First Glitter, Now You Can Send Your Enemies A Bag Of Edible Dicks
Daily Mail- Just when you thought that communicating by snail mail was obsolete, one inventive entrepreneur has created a way to send a message loud and clear- with a sugary and brightly coloured bag of lolly penises. D**ks by Mail is a new website created to send anyone in your life feelings of ‘sadness, disappointment and betrayal’ through the anonymous gift of confectionery phallises. ‘In only a few minutes you can send a literal Bag of D**ks to that special a***ole in your life,’ explains the site. ‘You know the one. The annoying guy at the office. Your Ex who decided to see other people before telling you,’ the site says. ‘The Teacher that doesn’t care about your dead grandma. The person that murdered your grandma.’ For US$15 (plus postage), the site will send a 150 gram bag of lolly penises to the person of your choosing, with a note that says ‘EAT A BAG OF D**KS’. ‘You will remain anonymous and silently chuckle to yourself for years to come as you picture them slowly degrading into a shell of the person they once were, always questioning their lives,’ the site says. Despite encouraging potential customers to send the package to their chosen enemies place of work to heighten the level of embarrassment the gummy penises will create, the site specifically says that it is against bullying.

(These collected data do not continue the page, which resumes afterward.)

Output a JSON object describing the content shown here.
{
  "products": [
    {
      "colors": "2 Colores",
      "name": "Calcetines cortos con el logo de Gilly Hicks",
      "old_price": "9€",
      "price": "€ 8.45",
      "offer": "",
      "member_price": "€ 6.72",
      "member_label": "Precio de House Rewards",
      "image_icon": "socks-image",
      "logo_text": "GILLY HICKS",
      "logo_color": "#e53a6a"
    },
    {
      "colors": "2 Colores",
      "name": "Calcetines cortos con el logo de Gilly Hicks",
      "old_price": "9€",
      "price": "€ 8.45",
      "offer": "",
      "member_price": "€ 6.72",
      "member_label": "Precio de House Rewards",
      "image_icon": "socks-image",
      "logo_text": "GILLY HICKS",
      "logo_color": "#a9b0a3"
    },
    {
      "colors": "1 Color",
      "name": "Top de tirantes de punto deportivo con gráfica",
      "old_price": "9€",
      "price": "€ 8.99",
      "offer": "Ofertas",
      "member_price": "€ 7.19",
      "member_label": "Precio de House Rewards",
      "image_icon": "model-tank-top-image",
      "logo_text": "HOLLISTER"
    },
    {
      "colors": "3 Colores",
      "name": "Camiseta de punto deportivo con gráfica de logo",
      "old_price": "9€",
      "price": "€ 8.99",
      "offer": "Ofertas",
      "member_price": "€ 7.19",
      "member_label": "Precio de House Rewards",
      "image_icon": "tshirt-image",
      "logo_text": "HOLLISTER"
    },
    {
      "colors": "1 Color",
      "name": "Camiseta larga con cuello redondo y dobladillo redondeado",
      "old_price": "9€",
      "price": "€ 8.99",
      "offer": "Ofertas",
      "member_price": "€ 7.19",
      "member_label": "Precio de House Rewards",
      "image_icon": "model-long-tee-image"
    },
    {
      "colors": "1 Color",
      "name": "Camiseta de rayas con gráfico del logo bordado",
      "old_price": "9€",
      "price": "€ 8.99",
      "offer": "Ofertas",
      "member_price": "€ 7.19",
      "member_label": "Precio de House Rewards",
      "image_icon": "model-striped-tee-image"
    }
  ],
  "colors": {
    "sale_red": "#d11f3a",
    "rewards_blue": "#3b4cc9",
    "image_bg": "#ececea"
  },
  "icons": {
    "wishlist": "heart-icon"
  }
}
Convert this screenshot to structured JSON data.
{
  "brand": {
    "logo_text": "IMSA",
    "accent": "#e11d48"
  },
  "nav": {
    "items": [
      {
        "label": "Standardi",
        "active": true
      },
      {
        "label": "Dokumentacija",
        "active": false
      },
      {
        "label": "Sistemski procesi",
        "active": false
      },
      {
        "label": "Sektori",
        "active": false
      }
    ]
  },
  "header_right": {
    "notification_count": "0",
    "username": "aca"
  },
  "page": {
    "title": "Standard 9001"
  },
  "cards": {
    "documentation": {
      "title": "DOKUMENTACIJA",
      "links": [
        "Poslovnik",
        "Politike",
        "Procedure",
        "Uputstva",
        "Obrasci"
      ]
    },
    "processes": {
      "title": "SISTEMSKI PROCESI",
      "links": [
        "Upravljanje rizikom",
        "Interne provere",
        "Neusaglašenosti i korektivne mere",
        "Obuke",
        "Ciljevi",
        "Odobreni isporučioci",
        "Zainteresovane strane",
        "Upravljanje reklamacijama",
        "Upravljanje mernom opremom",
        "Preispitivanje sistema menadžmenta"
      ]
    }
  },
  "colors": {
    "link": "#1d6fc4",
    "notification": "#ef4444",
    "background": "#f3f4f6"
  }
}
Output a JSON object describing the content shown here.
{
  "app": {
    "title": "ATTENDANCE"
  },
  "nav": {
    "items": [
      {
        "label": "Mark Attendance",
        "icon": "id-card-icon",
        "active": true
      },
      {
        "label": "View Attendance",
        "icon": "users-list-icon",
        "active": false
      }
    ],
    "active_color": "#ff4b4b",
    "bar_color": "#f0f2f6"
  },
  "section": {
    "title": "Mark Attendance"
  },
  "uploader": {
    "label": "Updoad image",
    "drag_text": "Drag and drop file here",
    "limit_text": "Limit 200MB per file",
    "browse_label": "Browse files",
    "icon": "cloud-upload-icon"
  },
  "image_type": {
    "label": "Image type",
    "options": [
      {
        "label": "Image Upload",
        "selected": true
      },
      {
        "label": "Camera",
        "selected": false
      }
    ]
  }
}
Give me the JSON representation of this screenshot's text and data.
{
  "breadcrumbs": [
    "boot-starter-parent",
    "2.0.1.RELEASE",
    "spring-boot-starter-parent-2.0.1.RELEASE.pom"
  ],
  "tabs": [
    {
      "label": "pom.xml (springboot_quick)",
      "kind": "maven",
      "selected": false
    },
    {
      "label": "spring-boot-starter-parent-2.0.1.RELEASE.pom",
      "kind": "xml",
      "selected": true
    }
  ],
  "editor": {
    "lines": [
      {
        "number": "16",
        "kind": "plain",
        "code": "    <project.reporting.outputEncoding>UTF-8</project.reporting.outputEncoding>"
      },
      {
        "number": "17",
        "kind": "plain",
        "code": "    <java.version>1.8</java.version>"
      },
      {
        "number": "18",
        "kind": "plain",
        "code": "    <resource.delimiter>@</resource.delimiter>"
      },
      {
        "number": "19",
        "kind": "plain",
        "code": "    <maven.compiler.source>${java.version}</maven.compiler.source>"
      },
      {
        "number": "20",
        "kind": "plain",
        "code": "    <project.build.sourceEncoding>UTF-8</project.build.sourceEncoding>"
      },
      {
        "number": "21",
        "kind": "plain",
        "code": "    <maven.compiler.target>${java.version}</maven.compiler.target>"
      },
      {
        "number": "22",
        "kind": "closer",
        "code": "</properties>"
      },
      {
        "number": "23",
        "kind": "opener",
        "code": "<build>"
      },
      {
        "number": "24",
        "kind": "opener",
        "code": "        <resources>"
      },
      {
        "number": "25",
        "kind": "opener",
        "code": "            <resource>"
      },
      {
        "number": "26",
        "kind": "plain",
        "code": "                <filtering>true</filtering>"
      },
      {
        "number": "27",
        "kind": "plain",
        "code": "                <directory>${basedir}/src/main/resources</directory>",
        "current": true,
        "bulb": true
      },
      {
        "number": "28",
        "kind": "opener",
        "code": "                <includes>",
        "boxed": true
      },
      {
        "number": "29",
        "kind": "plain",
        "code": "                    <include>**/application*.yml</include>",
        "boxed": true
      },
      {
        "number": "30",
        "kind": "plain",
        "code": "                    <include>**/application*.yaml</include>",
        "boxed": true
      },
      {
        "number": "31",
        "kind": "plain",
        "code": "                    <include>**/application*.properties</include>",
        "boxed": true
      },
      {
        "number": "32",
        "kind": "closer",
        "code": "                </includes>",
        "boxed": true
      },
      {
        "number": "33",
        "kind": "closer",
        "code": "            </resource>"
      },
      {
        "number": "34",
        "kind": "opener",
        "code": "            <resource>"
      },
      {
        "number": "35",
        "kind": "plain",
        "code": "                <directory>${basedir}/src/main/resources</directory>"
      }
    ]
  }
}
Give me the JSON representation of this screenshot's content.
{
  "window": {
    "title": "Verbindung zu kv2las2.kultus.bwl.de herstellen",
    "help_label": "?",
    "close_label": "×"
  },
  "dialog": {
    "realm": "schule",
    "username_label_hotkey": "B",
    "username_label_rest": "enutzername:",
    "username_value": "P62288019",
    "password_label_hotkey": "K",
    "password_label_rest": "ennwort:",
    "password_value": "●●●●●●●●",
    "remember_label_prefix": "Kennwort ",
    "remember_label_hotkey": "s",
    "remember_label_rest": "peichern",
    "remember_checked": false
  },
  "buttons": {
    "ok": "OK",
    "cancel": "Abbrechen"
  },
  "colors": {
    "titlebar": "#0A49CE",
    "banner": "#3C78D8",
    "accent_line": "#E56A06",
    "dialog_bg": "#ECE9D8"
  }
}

Stupid idea. And this is coming from the guy who loved the glitter bomb stuff. Loved it. If I weren’t a lowly smut blogger and actually had money I would’ve tried to put together a group to buy it. People hate glitter (minus strippers). It gets everywhere. You think it’s gone and then the sun hits the room just right and and you realize there’s still a trillion little speckles everywhere. Glitter is something that could legitimately lead someone to homicide or suicide. That’s what was so great about it. This? Sending edible dicks in the mail to somebody you hate? Laaaaaaaaame. Bro I don’t care what shape a piece of candy is, I’m gonna eat the shit out of it. Send me these edible fruit dicks. I’ll eat it. Send me a mold of Shaq’s dick made out of chocolate. I’ll eat it. Doesn’t matter. You don’t send your enemies candy, you send you friends candy. But I think the idea is to send it to their office and embarrass them. Those co-workers will forget about the embarrassment real quick once they’re all eating delicious candy. Holes all over the place in this plan.